Conclusión: cinco gringos han sido seriamente heridos en la cabeza, otros llevan dos agujeros producidos por el tenedor de Cuic en diversas partes del cuerpo. Hay sangre por todas partes. Un policía negro se ha puesto en la puerta para que nadie salga. Afortunadamente, porque llega un jeep de la Military Police. Con polainas blancas y la porra levantada, quieren entrar a la fuerza, y en vista de que todos sus —marinos están llenos de sangre, seguramente tienen intención de vengarlos. El policía negro los rechaza, luego pone el brazo con su porra a través de la puerta y dice:
—Majesty Police (Policía de Su Majestad).
Sólo cuando llegan los policías ingleses se nos hace salir y montar en el camión. Nos conducen a la Comisaría. Aparte de mi ojo tumefacto, ninguno de nosotros está herido, lo que hace que no quieran creer en nuestra legítima defensa.
Ocho días después, en el Tribunal, el presidente acepta nuestra tesis y nos pone en libertad a todos excepto a Cuic, a quien le caen tres meses por golpes y heridas. Era difícil encontrar una explicación a los múltiples dos agujeros repartidos profusamente por Cuic.
Como a continuación, en menos de quince días ha habido seis peleas, nos damos cuenta de que no podemos seguir así. Los marinos han decidido no dar esta historia por terminada, y como los que vienen tienen siempre pinta nueva, ¿cómo saber si son amigos o enemigos?
Así, pues, hemos vendido el restaurante, pero no al precio que lo habíamos comprado. La verdad es que, con la fama que había cobrado, los compradores no hacían cola.
—¿Qué vamos a hacer, manco?
—Mientras esperamos a que salga Cuic, descansaremos. No podemos volver a lo de la carreta y el asno, pues los vendimos junto con la clientela. Lo mejor es no hacer nada, reposar. Ya veremos después.
Cuic ha salido. Nos dice que lo han tratado bien. El único inconveniente —cuenta— es que estaba cerca de dos condenados a muerte.

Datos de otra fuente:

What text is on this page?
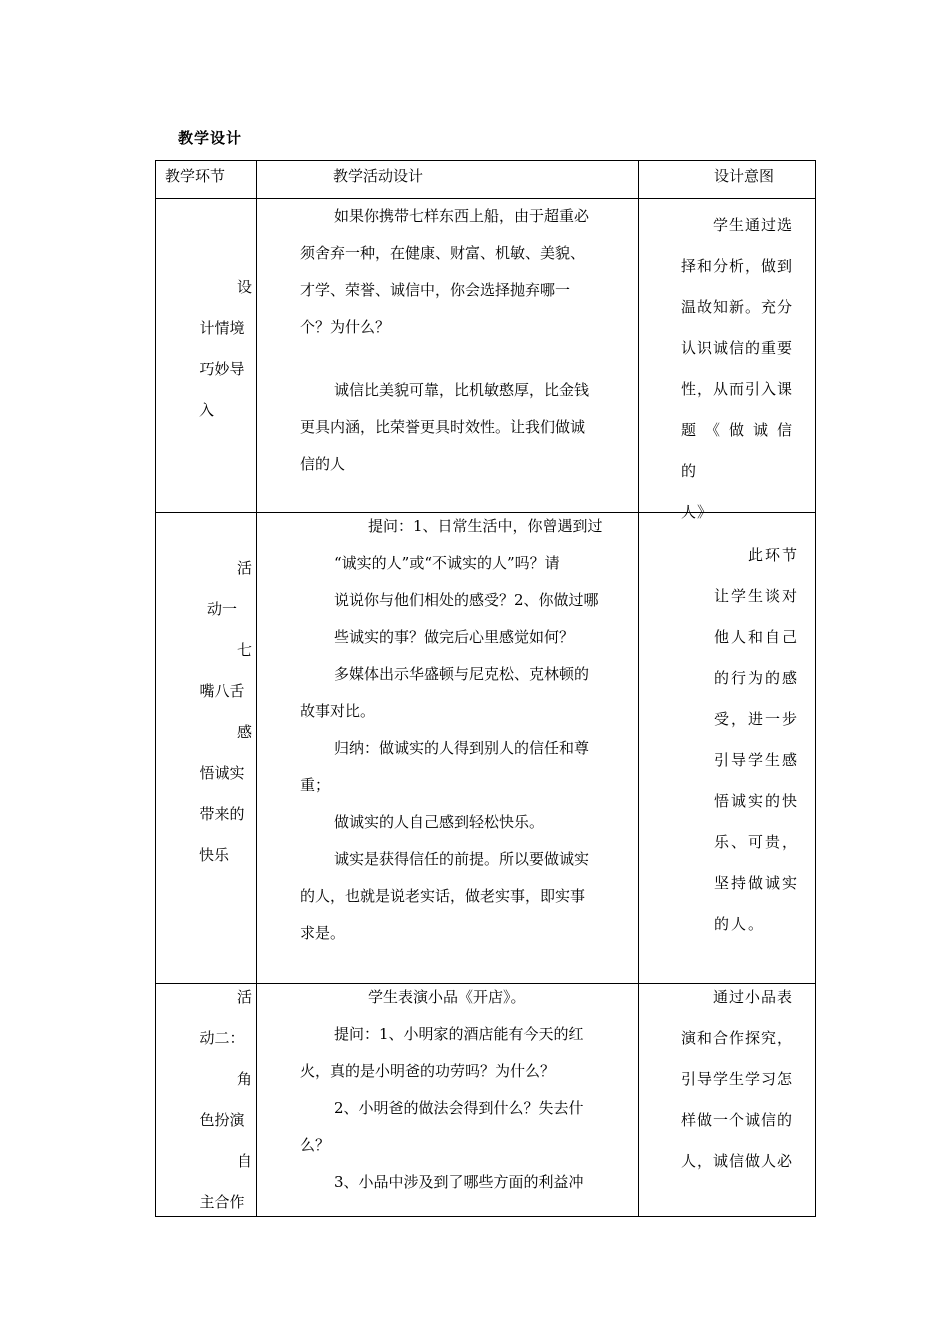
教学设计
教学环节	教学活动设计	设计意图

设

计情境

巧妙导

入

如果你携带七样东西上船，由于超重必

须舍弃一种，在健康、财富、机敏、美貌、

才学、荣誉、诚信中，你会选择抛弃哪一

个？为什么？

诚信比美貌可靠，比机敏憨厚，比金钱

更具内涵，比荣誉更具时效性。让我们做诚

信的人

学生通过选

择和分析，做到

温故知新。充分

认识诚信的重要

性，从而引入课

题《做诚信的

人》

活

动一

七

嘴八舌

感

悟诚实

带来的

快乐

提问：1、日常生活中，你曾遇到过

“诚实的人”或“不诚实的人”吗？请

说说你与他们相处的感受？2、你做过哪

些诚实的事？做完后心里感觉如何？

多媒体出示华盛顿与尼克松、克林顿的

故事对比。

归纳：做诚实的人得到别人的信任和尊

重；

做诚实的人自己感到轻松快乐。

诚实是获得信任的前提。所以要做诚实

的人，也就是说老实话，做老实事，即实事

求是。

此环节

让学生谈对

他人和自己

的行为的感

受，进一步

引导学生感

悟诚实的快

乐、可贵，

坚持做诚实

的人。

活

动二：

角

色扮演

自

主合作

学生表演小品《开店》。

提问：1、小明家的酒店能有今天的红

火，真的是小明爸的功劳吗？为什么？

2、小明爸的做法会得到什么？失去什

么？

3、小品中涉及到了哪些方面的利益冲

通过小品表

演和合作探究，

引导学生学习怎

样做一个诚信的

人，诚信做人必
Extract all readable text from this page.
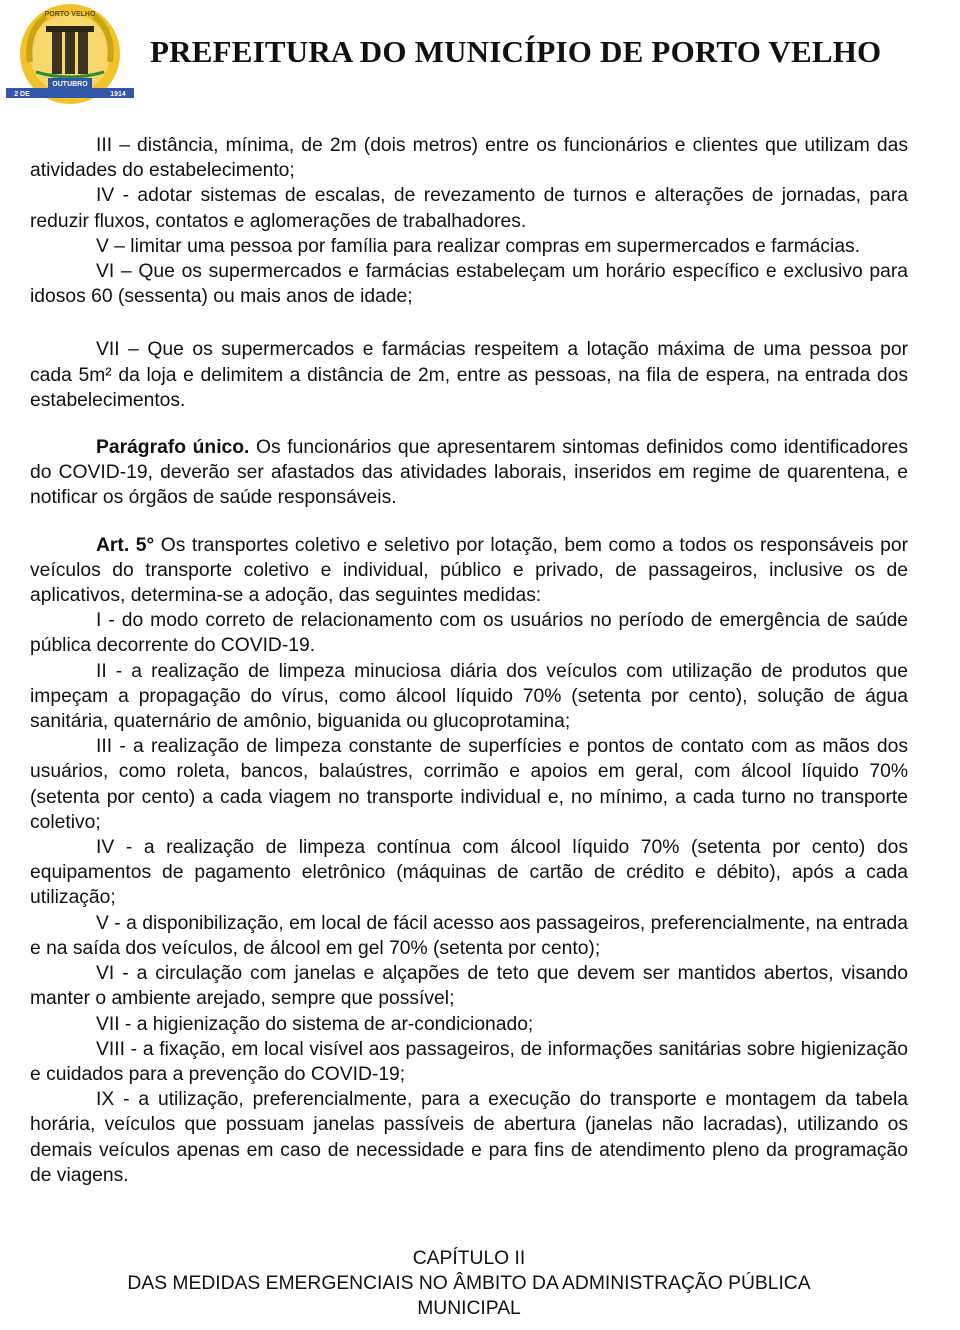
PORTO VELHO
OUTUBRO
2 DE	1914
PREFEITURA DO MUNICÍPIO DE PORTO VELHO

III – distância, mínima, de 2m (dois metros) entre os funcionários e clientes que utilizam das atividades do estabelecimento;

IV - adotar sistemas de escalas, de revezamento de turnos e alterações de jornadas, para reduzir fluxos, contatos e aglomerações de trabalhadores.

V – limitar uma pessoa por família para realizar compras em supermercados e farmácias.

VI – Que os supermercados e farmácias estabeleçam um horário específico e exclusivo para idosos 60 (sessenta) ou mais anos de idade;

VII – Que os supermercados e farmácias respeitem a lotação máxima de uma pessoa por cada 5m² da loja e delimitem a distância de 2m, entre as pessoas, na fila de espera, na entrada dos estabelecimentos.

Parágrafo único. Os funcionários que apresentarem sintomas definidos como identificadores do COVID-19, deverão ser afastados das atividades laborais, inseridos em regime de quarentena, e notificar os órgãos de saúde responsáveis.

Art. 5° Os transportes coletivo e seletivo por lotação, bem como a todos os responsáveis por veículos do transporte coletivo e individual, público e privado, de passageiros, inclusive os de aplicativos, determina-se a adoção, das seguintes medidas:

I - do modo correto de relacionamento com os usuários no período de emergência de saúde pública decorrente do COVID-19.

II - a realização de limpeza minuciosa diária dos veículos com utilização de produtos que impeçam a propagação do vírus, como álcool líquido 70% (setenta por cento), solução de água sanitária, quaternário de amônio, biguanida ou glucoprotamina;

III - a realização de limpeza constante de superfícies e pontos de contato com as mãos dos usuários, como roleta, bancos, balaústres, corrimão e apoios em geral, com álcool líquido 70% (setenta por cento) a cada viagem no transporte individual e, no mínimo, a cada turno no transporte coletivo;

IV - a realização de limpeza contínua com álcool líquido 70% (setenta por cento) dos equipamentos de pagamento eletrônico (máquinas de cartão de crédito e débito), após a cada utilização;

V - a disponibilização, em local de fácil acesso aos passageiros, preferencialmente, na entrada e na saída dos veículos, de álcool em gel 70% (setenta por cento);

VI - a circulação com janelas e alçapões de teto que devem ser mantidos abertos, visando manter o ambiente arejado, sempre que possível;

VII - a higienização do sistema de ar-condicionado;

VIII - a fixação, em local visível aos passageiros, de informações sanitárias sobre higienização e cuidados para a prevenção do COVID-19;

IX - a utilização, preferencialmente, para a execução do transporte e montagem da tabela horária, veículos que possuam janelas passíveis de abertura (janelas não lacradas), utilizando os demais veículos apenas em caso de necessidade e para fins de atendimento pleno da programação de viagens.

CAPÍTULO II
DAS MEDIDAS EMERGENCIAIS NO ÂMBITO DA ADMINISTRAÇÃO PÚBLICA
MUNICIPAL
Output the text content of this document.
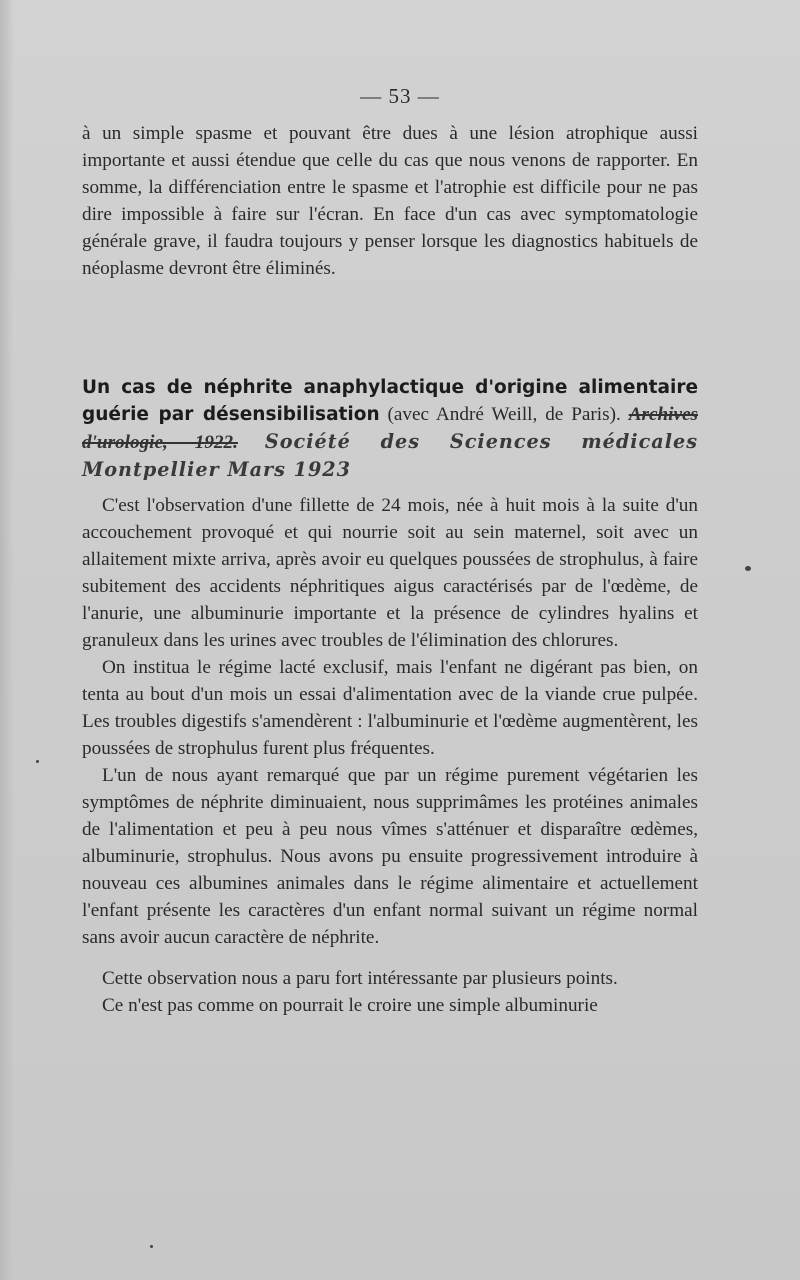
— 53 —

à un simple spasme et pouvant être dues à une lésion atrophique aussi importante et aussi étendue que celle du cas que nous venons de rapporter. En somme, la différenciation entre le spasme et l'atrophie est difficile pour ne pas dire impossible à faire sur l'écran. En face d'un cas avec symptomatologie générale grave, il faudra toujours y penser lorsque les diagnostics habituels de néoplasme devront être éliminés.

Un cas de néphrite anaphylactique d'origine alimentaire guérie par désensibilisation (avec André Weill, de Paris). Archives d'urologie, 1922. Société des Sciences médicales Montpellier Mars 1923

C'est l'observation d'une fillette de 24 mois, née à huit mois à la suite d'un accouchement provoqué et qui nourrie soit au sein maternel, soit avec un allaitement mixte arriva, après avoir eu quelques poussées de strophulus, à faire subitement des accidents néphritiques aigus caractérisés par de l'œdème, de l'anurie, une albuminurie importante et la présence de cylindres hyalins et granuleux dans les urines avec troubles de l'élimination des chlorures.

On institua le régime lacté exclusif, mais l'enfant ne digérant pas bien, on tenta au bout d'un mois un essai d'alimentation avec de la viande crue pulpée. Les troubles digestifs s'amendèrent : l'albuminurie et l'œdème augmentèrent, les poussées de strophulus furent plus fréquentes.

L'un de nous ayant remarqué que par un régime purement végétarien les symptômes de néphrite diminuaient, nous supprimâmes les protéines animales de l'alimentation et peu à peu nous vîmes s'atténuer et disparaître œdèmes, albuminurie, strophulus. Nous avons pu ensuite progressivement introduire à nouveau ces albumines animales dans le régime alimentaire et actuellement l'enfant présente les caractères d'un enfant normal suivant un régime normal sans avoir aucun caractère de néphrite.

Cette observation nous a paru fort intéressante par plusieurs points.

Ce n'est pas comme on pourrait le croire une simple albuminurie
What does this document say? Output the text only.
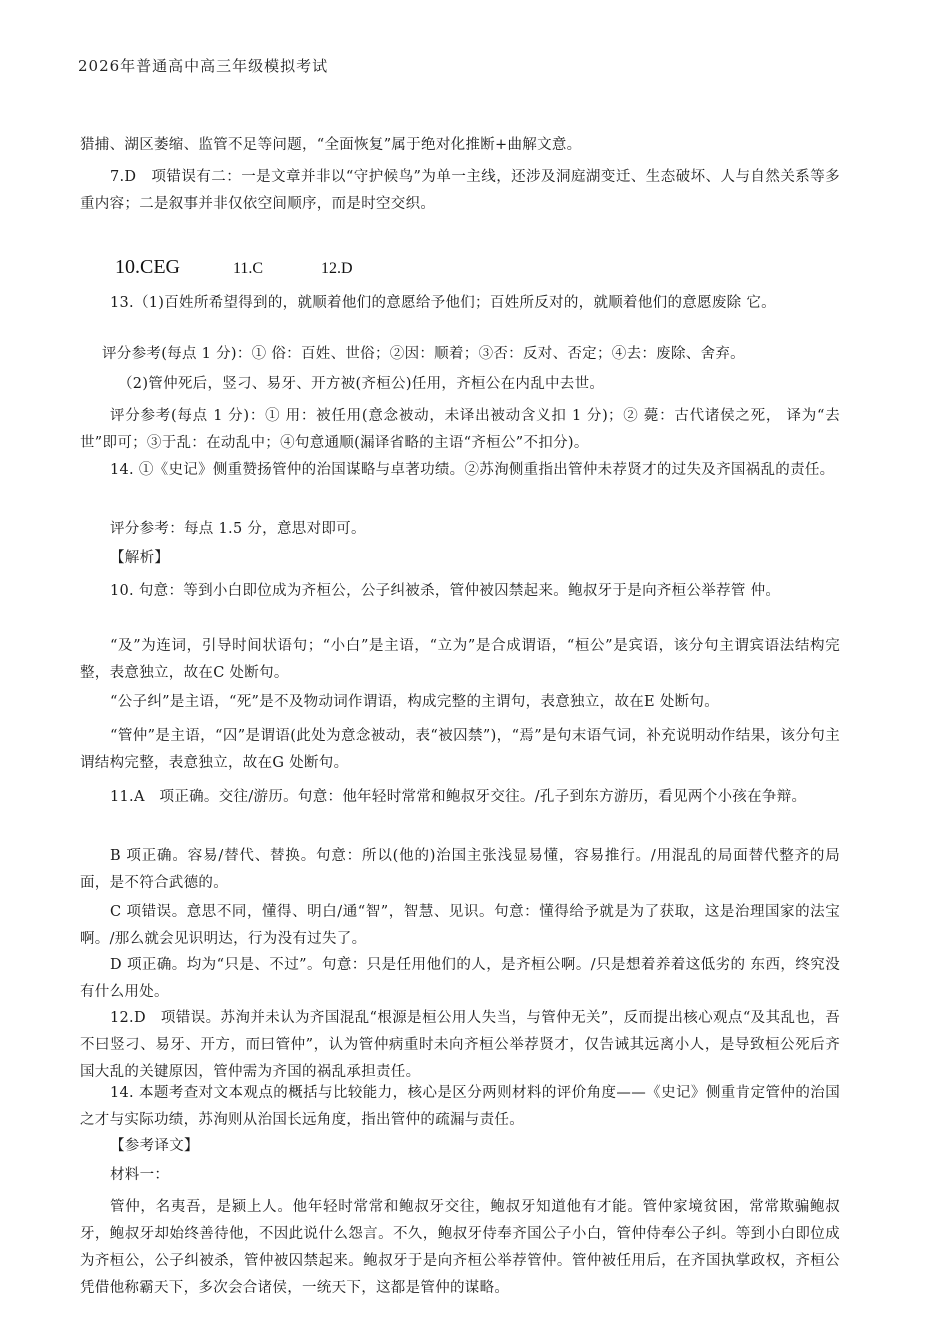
2026年普通高中高三年级模拟考试
猎捕、湖区萎缩、监管不足等问题，“全面恢复”属于绝对化推断+曲解文意。
7.D　项错误有二：一是文章并非以“守护候鸟”为单一主线，还涉及洞庭湖变迁、生态破坏、人与自然关系等多重内容；二是叙事并非仅依空间顺序，而是时空交织。
10.CEG	11.C	12.D
13.（1)百姓所希望得到的，就顺着他们的意愿给予他们；百姓所反对的，就顺着他们的意愿废除 它。
评分参考(每点 1 分)：① 俗：百姓、世俗；②因：顺着；③否：反对、否定；④去：废除、舍弃。
（2)管仲死后，竖刁、易牙、开方被(齐桓公)任用，齐桓公在内乱中去世。
评分参考(每点 1 分)：① 用：被任用(意念被动，未译出被动含义扣 1 分)；② 薨：古代诸侯之死， 译为“去世”即可；③于乱：在动乱中；④句意通顺(漏译省略的主语“齐桓公”不扣分)。
14. ①《史记》侧重赞扬管仲的治国谋略与卓著功绩。②苏洵侧重指出管仲未荐贤才的过失及齐国祸乱的责任。
评分参考：每点 1.5 分，意思对即可。
【解析】
10. 句意：等到小白即位成为齐桓公，公子纠被杀，管仲被囚禁起来。鲍叔牙于是向齐桓公举荐管 仲。
“及”为连词，引导时间状语句；“小白”是主语，“立为”是合成谓语，“桓公”是宾语，该分句主谓宾语法结构完整，表意独立，故在C 处断句。
“公子纠”是主语，“死”是不及物动词作谓语，构成完整的主谓句，表意独立，故在E 处断句。
“管仲”是主语，“囚”是谓语(此处为意念被动，表“被囚禁”)，“焉”是句末语气词，补充说明动作结果，该分句主谓结构完整，表意独立，故在G 处断句。
11.A　项正确。交往/游历。句意：他年轻时常常和鲍叔牙交往。/孔子到东方游历，看见两个小孩在争辩。
B 项正确。容易/替代、替换。句意：所以(他的)治国主张浅显易懂，容易推行。/用混乱的局面替代整齐的局面，是不符合武德的。
C 项错误。意思不同，懂得、明白/通“智”，智慧、见识。句意：懂得给予就是为了获取，这是治理国家的法宝啊。/那么就会见识明达，行为没有过失了。
D 项正确。均为“只是、不过”。句意：只是任用他们的人，是齐桓公啊。/只是想着养着这低劣的 东西，终究没有什么用处。
12.D　项错误。苏洵并未认为齐国混乱“根源是桓公用人失当，与管仲无关”，反而提出核心观点“及其乱也，吾不曰竖刁、易牙、开方，而曰管仲”，认为管仲病重时未向齐桓公举荐贤才，仅告诫其远离小人，是导致桓公死后齐国大乱的关键原因，管仲需为齐国的祸乱承担责任。
14. 本题考查对文本观点的概括与比较能力，核心是区分两则材料的评价角度——《史记》侧重肯定管仲的治国之才与实际功绩，苏洵则从治国长远角度，指出管仲的疏漏与责任。
【参考译文】
材料一：
管仲，名夷吾，是颍上人。他年轻时常常和鲍叔牙交往，鲍叔牙知道他有才能。管仲家境贫困，常常欺骗鲍叔牙，鲍叔牙却始终善待他，不因此说什么怨言。不久，鲍叔牙侍奉齐国公子小白，管仲侍奉公子纠。等到小白即位成为齐桓公，公子纠被杀，管仲被囚禁起来。鲍叔牙于是向齐桓公举荐管仲。管仲被任用后，在齐国执掌政权，齐桓公凭借他称霸天下，多次会合诸侯，一统天下，这都是管仲的谋略。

Los ingleses tienen una cochina costumbre: advierten a un condenado cuarenta y cinco días antes de la ejecución de que será colgado alto y corto tal día a tal hora, que la reina ha rechazado su petición de clemencia. «Entonces —nos cuenta Cuic—, todas las mañanas, los dos condenados a muerte se gritaban uno a otro: “Un día menos, Johnny, ¡no quedan más que tantos días!”. Y el otro no paraba de insultar a su cómplice toda la mañana». Aparte de eso, Cuic estaba tranquilo y bien considerado.